Much worse, the recently passed Dodd-Frank Wall Street Reform and Consumer Protection Act now formalises the Federal Reserve’s role in being the supervisor and lender of last resort of the whole US banking system. There is some obeisance to separating the “gambling” investment from the “utility” commercial banking part through the Volcker rule. Though, as the Financial Times reports, the Wall Street banks have already found a loophole which allows them “to continue to invest billions of dollars of their own capital in spite of new rules aimed at stopping them from taking risky bets” (November 11, page 16). As they are now universal banks, they can continue gambling, knowing that they will be bailed out if their losses threaten the deposit base.

As I and many others have argued, as long as there is deposit insurance, something like the Glass-Steagall Act separating investment from commercial banking needs to be instituted. There is, however, the alternative view that the Glass Steagall Act had already been eroded, and its repeal was a sensible measure of deregulating the financial system. Much of this argument is based on assessing whether the Glass Steagall Act was necessary or an immoderate response to the Great Depression. Calomiris (US Bank Deregulation in Historical Perspective, Cambridge, 2000), citing many studies which have examined the claim that there was a conflict of interest in mixing commercial and investment banking, whereby “banks might coerce client firms or cheat purchasers of securities”, argues that this argument has now been discredited. But he also notes that another concern behind the Glass Steagall Act “was largely that of economists who correctly worried about the abuse of deposit insurance and the discount window — the possibility of government subsidisation of risk in new activities” (p.xiv). This is the worry which has not gone, particularly as he notes that deposit insurance is the only part of the 1933 Banking Act which now remains “and it is difficult to imagine circumstances that will lead to its repeal” (p.xviii). This is the nub, and it is difficult to see why he would, therefore, oppose keeping investment and commercial banks separate. It is deposit insurance alone that provides a reason for public regulation of any aspect of banking. If the Glass Steagall firewall between commercial and investment baking is maintained, there is no reason why the investment banks should not be set completely free. They should be allowed to follow whatever innovations and risk-taking they choose in competitive markets, but must be made to bear the full costs of any mistakes.

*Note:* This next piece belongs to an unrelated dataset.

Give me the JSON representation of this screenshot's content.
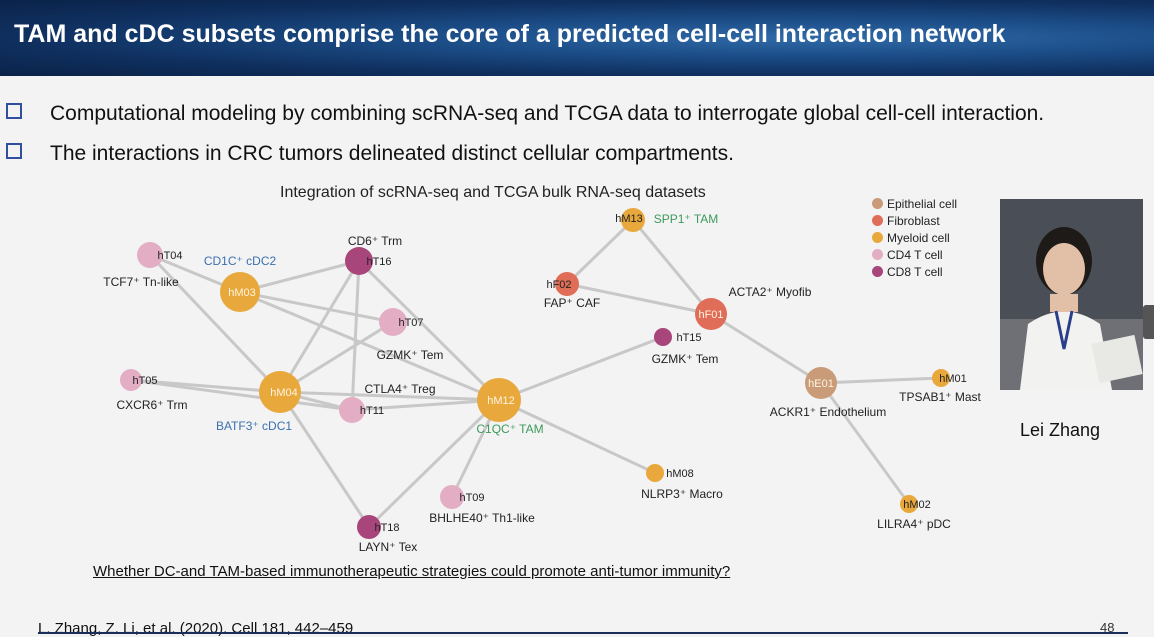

By contrast, under the Dodd-Frank Act, as Peter Wallison of the American Enterprise Institute (Fiancial Services Outlook, July-August 2010) has argued, all “financial firms will, under this new structure, inevitably be subordinated to the supervisory judgments about what the firms can safely be allowed to do… Where financial firms once focused on beating their competitors, they will now focus on currying favour with their regulator, which will have the power to control their every move. What may ultimately emerge is a partnership between the largest financial firms and the Federal Reserve — a partnership in which the Fed protects them from failure and excessive competition and they, in turn, curb their competitive instincts to carry out the government’s policies and directions”. In short, it is likely to substitute a sclerotic corporatist economic model, replacing the highly competitive and innovative model which, despite its flaws, has brought untold prosperity around the world.